Il 25 Maggio 2016 è stato siglato un accordo di collaborazione editoriale tra Ruminantia® e  Holstein Farmer DM, la più diffusa rivista d’informazione tecnica ed economica della filiera della produzione del latte in Cina.  Questa collaborazione prevede lo scambio bilaterale d’informazioni tecniche, di andamento dei mercati e dei consumi del latte e dei prodotti lattiero caseari in Italia ed in Cina.

La produzione di latte sta crescendo velocemente in questo paese da molti definito il “gigante asiatico” ma meno i consumi interni. La Cina per molti motivi spaventa ma allo stesso tempo attrae i paesi occidentali. Spaventa la loro apparentemente immensa disponibilità economica e il rischio di essere invasi non solo dalle loro produzioni industriali ma anche da quelle agricole. Anche se ciò può sembrare strano, esiste una forte analogia culturale tra i nostri rispettivi paesi  dovuta non già all’organizzazione dei rapporti sociali o alla gestione politica, quanto alle radici culturali millenarie che accomunano i nostri paesi.

Inoltre la Cina è molto attratta dall’Italia in quanto la ritiene essere la culla della bellezza, della capacità imprenditoriale e soprattutto, e ciò non è un particolare trascurabile, di non aver tradito l’approccio “olistico” alle cose e ai rapporti cosa che loro hanno inconsapevolmente fatto trascinati dalla tumultuosa e disordinata corsa alla crescita economica.
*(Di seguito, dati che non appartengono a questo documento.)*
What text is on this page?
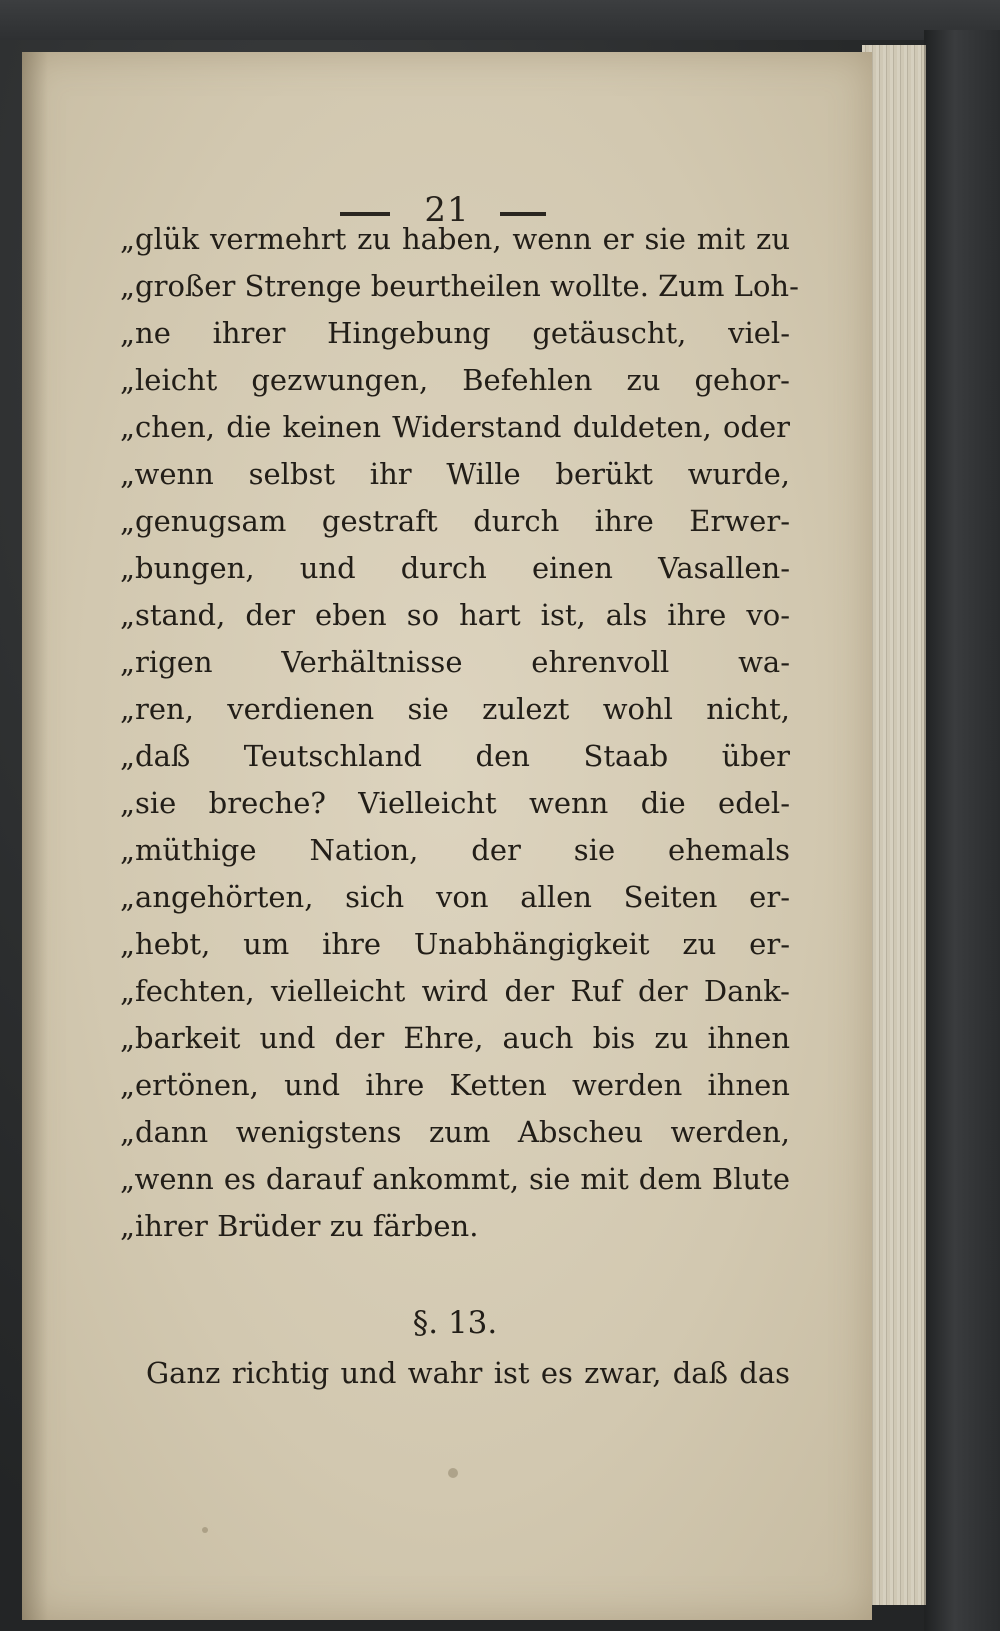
21
„glük vermehrt zu haben, wenn er sie mit zu
„großer Strenge beurtheilen wollte. Zum Loh-
„ne ihrer Hingebung getäuscht, viel-
„leicht gezwungen, Befehlen zu gehor-
„chen, die keinen Widerstand duldeten, oder
„wenn selbst ihr Wille berükt wurde,
„genugsam gestraft durch ihre Erwer-
„bungen, und durch einen Vasallen-
„stand, der eben so hart ist, als ihre vo-
„rigen Verhältnisse ehrenvoll wa-
„ren, verdienen sie zulezt wohl nicht,
„daß Teutschland den Staab über
„sie breche? Vielleicht wenn die edel-
„müthige Nation, der sie ehemals
„angehörten, sich von allen Seiten er-
„hebt, um ihre Unabhängigkeit zu er-
„fechten, vielleicht wird der Ruf der Dank-
„barkeit und der Ehre, auch bis zu ihnen
„ertönen, und ihre Ketten werden ihnen
„dann wenigstens zum Abscheu werden,
„wenn es darauf ankommt, sie mit dem Blute
„ihrer Brüder zu färben.
§. 13.
Ganz richtig und wahr ist es zwar, daß das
La nostra smisurata capacità di adattamento, la nostra capacità di trovare sempre una soluzione dove apparentemente non esiste e la nostra creatività ci distinguono profondamente dal così detto “approccio anglosassone”, per certi versi molto attraente ed efficace ma molto lontano dalla cultura sia italiana che cinese.

Dopo anni di copia-incolla acritici di protocolli e di modelli economici e zootecnici americani e nord-europei la produzione del latte cinese si trova al bivio perché prima o poi i nodi vengono al pettine quando non ci si chiede il perché delle cose e non ci si fa “idee proprie”. Cosa che del resto è avvenuta nella “giovane Italia” del nostro recente passato. Oggi in Cina i costi di produzione del latte sono elevatissimi, per lo più dovuti all’importazione di alimenti zootecnici “spacciati” come indispensabili e alla scarsa valorizzazione delle produzioni interne di foraggi e sottoprodotti, e per problemi legati alla sicurezza alimentare sono inoltre crollati i consumi interni di latte.

Molti paesi occidentali come gli Stati Uniti, il Canada, la Germania e l’Olanda ma anche l’Australia e la Nuova Zelanda hanno visto nella Cina un’opportunità per le loro esportazioni di merci e know-how molti anni prima di noi e si sono fortemente radicati nel loro territorio e nella loro cultura. Il nostro sornione e satollo paese, poco consapevole della irresistibile e crescente “potenza” del Made in Italy, ha sottovalutato la potenzialità del gigante asiatico e dell’ingresso preferenziale che avrebbe comunque avuto e che comunque avrà se lo vorrà.

Stiamo anche sottovalutando l’imminente start-up dell’India e del sud-est Asiatico, luoghi dove vive e consuma la metà di un’umanità in crescita verso l’affrancamento dei bisogni primari prima e poi alla ricerca di una migliore qualità della vita.  L’accordo di Ruminantia® con Holstein Farmer DM ha l’obiettivo reciproco di far conoscere ai rispettivi paesi i punti di forza e di debolezza delle nostre produzioni lattiero-casearie, delle nostre tecnologie e delle nostre professioni. Ha anche la velleità di dare visibilità alle industrie e alle società di servizi che hanno creduto in  Ruminantia® al punto di sostenerla non solo economicamente ma anche con le idee per un continuo sviluppo.

Crediamo che una comprensione non pregiudiziale ma reale della produzione del latte in Cina possa dare stimoli nel vedere questo immenso paese non come problema ma come grande opportunità.